OMG, why didn't we think of this sooner? The Republicans' ingenious new strategy is so brilliant in its sheer simplicity that it only needs two letters to sum it up entirely: N-O.
It's true! Much like their old approach of lies, obstruction, and manipulation, the new, improved GOP message has evolved and refined itself over time to strike the perfect balance between tradition and progress.
No longer limited to the usual boring yet straightforward "NO," the GOP's new plan includes such diverse reactions as "Nay," "No way," "No freakin' chance," "Hell no," "Not a chance in hell," and the always encouraging, "Not over my dead body."
You see, the GOP cares deeply about the American people and nothing would make them happier than passing a comprehensive health care reform bill to help average folks get access to quality, affordable insurance. In fact, in terms of sheer desirability level, it's right up there with passing kidney stones. A real hoot!
Which is why trustworthy, hardworking GOP heavy hitters like John McCain, Mitch McConnell, and Jim DeMint are hitting up the talk show circuit to explain to the American people, the wise sensibility and unparalleled brilliance behind their freshly revamped "Just Say No" campaign.
Now that they've won 41% of the seats in the Senate, thanks to that big-hearted liberal nuisance Teddy Kennedy being replaced by a much younger, hunkier, albeit less caring, Cosmo model by the name of Scott Brown, the Republicans know the time for real action has come.
It's time for Democrats to kill the health care reform bill and start over (from scratch!) because why wouldn't they waste all the time and effort they've already spent to please a party that won't be satisfied until health care is as dead as the poor, sick Americans whose lives depended on it.
Of course, if Democrats would just agree to "start over," the Republicans would be more than willing to support the health care reform they've spent the last six months mercilessly destroying because they care about average Americans as much as the next guy. They do!
If only the meany Democrats would try a little harder to include these very delicate Republicans in the process, they wouldn't be forced to derail the whole thing in the hopes that thousands and thousands more preventable American deaths (caused by their inaction), maybe just maybe the big break they've been waiting for to finally give Barry the ol' heave-ho back to the Kenyan countryside where he belongs.
But nooooo!

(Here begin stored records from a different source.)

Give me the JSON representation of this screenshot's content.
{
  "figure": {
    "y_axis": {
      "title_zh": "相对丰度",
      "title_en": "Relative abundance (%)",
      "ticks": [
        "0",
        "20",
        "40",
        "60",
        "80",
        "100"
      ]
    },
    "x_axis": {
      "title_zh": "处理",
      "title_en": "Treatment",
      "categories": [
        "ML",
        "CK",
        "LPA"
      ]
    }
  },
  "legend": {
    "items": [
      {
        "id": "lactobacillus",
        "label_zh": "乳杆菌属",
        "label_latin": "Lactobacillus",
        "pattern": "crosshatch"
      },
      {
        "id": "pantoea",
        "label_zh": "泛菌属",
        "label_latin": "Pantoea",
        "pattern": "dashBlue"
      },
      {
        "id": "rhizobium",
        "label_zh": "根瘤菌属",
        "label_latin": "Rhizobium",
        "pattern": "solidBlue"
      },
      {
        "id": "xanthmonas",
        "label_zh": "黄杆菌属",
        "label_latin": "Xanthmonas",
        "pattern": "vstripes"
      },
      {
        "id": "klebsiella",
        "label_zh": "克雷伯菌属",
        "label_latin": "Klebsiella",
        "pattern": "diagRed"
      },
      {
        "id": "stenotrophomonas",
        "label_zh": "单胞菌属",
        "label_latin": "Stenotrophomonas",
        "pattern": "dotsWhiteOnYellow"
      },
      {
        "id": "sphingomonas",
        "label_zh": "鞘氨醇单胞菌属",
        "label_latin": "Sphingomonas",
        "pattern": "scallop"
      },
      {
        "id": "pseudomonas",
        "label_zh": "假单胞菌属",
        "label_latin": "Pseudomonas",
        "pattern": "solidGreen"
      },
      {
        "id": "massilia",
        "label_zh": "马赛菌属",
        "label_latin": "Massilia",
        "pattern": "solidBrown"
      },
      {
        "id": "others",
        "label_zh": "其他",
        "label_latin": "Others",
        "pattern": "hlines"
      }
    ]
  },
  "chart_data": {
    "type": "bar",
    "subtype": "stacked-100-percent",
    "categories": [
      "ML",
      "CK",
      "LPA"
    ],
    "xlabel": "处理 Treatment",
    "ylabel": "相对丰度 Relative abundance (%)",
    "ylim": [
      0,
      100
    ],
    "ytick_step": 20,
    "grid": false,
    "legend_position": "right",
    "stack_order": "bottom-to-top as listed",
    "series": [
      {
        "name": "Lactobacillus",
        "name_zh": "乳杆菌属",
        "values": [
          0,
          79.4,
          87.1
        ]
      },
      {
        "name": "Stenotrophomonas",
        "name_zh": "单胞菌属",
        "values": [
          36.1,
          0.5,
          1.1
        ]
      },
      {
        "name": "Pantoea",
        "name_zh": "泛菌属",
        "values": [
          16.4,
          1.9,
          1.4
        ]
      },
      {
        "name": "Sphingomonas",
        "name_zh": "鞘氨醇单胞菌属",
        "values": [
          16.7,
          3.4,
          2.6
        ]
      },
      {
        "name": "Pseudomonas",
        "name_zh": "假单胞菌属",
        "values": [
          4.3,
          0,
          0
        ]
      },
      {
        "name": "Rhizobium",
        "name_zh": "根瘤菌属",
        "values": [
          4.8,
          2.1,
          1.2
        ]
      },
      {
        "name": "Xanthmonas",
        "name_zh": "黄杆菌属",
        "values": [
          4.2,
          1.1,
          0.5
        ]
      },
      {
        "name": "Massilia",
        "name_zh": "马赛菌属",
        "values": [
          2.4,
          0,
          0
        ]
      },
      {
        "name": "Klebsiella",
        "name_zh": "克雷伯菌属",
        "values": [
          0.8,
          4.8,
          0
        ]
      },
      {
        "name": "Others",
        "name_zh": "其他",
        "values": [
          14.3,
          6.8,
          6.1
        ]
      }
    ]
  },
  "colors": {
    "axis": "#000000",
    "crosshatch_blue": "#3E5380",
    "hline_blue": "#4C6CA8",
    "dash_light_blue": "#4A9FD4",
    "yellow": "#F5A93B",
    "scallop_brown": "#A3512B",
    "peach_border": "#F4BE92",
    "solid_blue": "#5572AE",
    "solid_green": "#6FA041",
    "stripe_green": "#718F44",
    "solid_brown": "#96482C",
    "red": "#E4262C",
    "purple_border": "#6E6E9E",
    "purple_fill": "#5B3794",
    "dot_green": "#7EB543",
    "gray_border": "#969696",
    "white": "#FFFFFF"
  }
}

The Democrats have no interest in turning the clocks back six months, putting partisan politics aside and starting afresh, with the slate wiped clean. They simply don't care about helping people who are not white and rich. Sorry.
Then, the Democrats can come to the table ready to tackle an insurance industry that's been fleecing the public for years and the Republicans can come to the table ready to tackle the Democrats and whatever Socialist devil plan they have up their sleeves to provide the public with actual health insurance that won't kill or bankrupt them.
It shall be the greatest defeat since Napoleon's infamous 1815 last stand at Watergate or was it Loo? Mwahahahahahaha!!
But if the Dems agree to press the reset button and "start over" on health care, the Republicans must also promise to do the same for George W. Bush and his brilliant eight year reign of peace and prosperity over America.
Let's see, just give us back New Orleans, the Ozone layer, our rights, our jobs, the economy, the housing market, the Constitution, both Twin Towers, the trillions of dollars wasted on fruitless wars to NOT capture bin Laden, the 5,346 U.S. soldiers who lost their lives fighting in the desert wastelands of Iraq and Afghanistan, and then maybe just maybe we'll consider it even.